Attribuer à la Bourse de Toronto de mauvaises intentions envers la place financière de Montréal est «complètement erroné et ridicule», selon son porte-parole.

Attribuer à la Bourse de Toronto de mauvaises intentions envers la place financière de Montréal est «complètement erroné et ridicule», selon son porte-parole.

«Prétendre que les dirigeants du Groupe TSX (qui gère la Bourse) ont un biais contre le Québec, ou ne veuille pas collaborer avec Montréal et le Québec, ce sont des allégations ridicules», selon Steve Kee, directeur des communications au TSX.

M. Kee a réagi jeudi aux propos de la ministre des Finances du Québec, Monique Jérôme-Forget, qui affirme depuis deux jours dans les médias québécois qu'une entente sur la fusion des Bourses de Montréal et de Toronto, conclue au cours de l'été, aurait déraillé au conseil d'administration de TSX parce que certains de ses membres s'opposent à la venue de Montréalais à la haute direction des places boursières fusionnées.

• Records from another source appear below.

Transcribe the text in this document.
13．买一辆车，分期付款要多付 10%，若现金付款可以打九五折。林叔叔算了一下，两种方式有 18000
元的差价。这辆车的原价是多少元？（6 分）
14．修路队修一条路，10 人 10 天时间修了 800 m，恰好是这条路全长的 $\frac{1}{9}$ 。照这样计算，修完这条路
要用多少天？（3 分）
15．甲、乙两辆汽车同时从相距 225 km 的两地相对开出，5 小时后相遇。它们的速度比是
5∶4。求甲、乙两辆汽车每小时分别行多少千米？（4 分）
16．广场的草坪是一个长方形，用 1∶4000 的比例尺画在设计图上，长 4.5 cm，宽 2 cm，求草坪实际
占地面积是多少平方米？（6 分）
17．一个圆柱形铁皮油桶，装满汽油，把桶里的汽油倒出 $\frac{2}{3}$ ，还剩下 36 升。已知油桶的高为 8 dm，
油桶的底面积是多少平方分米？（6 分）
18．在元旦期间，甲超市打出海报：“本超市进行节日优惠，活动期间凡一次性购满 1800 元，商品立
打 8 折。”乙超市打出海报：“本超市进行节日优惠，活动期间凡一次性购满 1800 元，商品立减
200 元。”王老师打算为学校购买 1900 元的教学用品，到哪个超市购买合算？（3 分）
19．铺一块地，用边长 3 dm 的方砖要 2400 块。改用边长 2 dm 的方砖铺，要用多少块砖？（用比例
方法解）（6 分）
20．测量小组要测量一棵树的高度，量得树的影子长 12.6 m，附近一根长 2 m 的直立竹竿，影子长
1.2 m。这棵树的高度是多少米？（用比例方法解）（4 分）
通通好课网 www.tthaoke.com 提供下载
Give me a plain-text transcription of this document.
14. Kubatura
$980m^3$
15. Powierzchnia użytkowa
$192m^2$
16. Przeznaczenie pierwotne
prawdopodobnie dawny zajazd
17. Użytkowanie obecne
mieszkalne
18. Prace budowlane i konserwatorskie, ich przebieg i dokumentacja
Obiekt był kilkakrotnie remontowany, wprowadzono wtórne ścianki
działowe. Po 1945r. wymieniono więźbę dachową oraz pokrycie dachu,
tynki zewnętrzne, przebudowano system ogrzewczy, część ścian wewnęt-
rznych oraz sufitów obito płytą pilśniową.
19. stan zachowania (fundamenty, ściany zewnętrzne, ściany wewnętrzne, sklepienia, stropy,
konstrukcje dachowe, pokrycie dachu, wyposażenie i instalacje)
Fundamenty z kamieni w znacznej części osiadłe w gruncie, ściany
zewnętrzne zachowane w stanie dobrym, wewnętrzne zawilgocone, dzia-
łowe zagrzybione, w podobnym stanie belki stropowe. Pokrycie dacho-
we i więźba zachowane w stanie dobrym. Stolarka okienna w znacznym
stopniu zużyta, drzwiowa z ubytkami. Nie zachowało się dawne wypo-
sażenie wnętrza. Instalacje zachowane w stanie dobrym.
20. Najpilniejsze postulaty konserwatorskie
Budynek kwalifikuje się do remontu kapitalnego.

Dans un reportage à Radio-Canada, la ministre Jérôme-Forget identifiait même le président du conseil de TSX, Wayne Fox, financier influent à Bay Street et un ex-vice-président du conseil de la Banque CIBC, comme l'un des principaux opposants à l'ascension de dirigeants de la Bourse de Montréal, dont son président Luc Bertrand, parmi les hauts dirigeants du TSX.

Selon une source montréalaise proche des négociations, les dirigeants de la Bourse de Montréal pensent que l'opposition torontoise à l'entente n'est pas venue en premier lieu de Wayne Fox, président du conseil d'administration du Groupe TSX.

«Au moins un des membres québécois du conseil d'administration du TSX était contre le deal», a dit la source.

Les trois Québécois au C.A. de la Bourse de Toronto sont Me Jean Martel, ancien président de la Commission des valeurs mobilières du Québec, Raymond Garneau, ancien ministre des Finances du Québec et ancien patron de l'Industrielle-Alliance (qui siège aussi au conseil de la Bourse de Montréal), et Tullio Cedraschi, PDG de la division des Investissements du Canadien National.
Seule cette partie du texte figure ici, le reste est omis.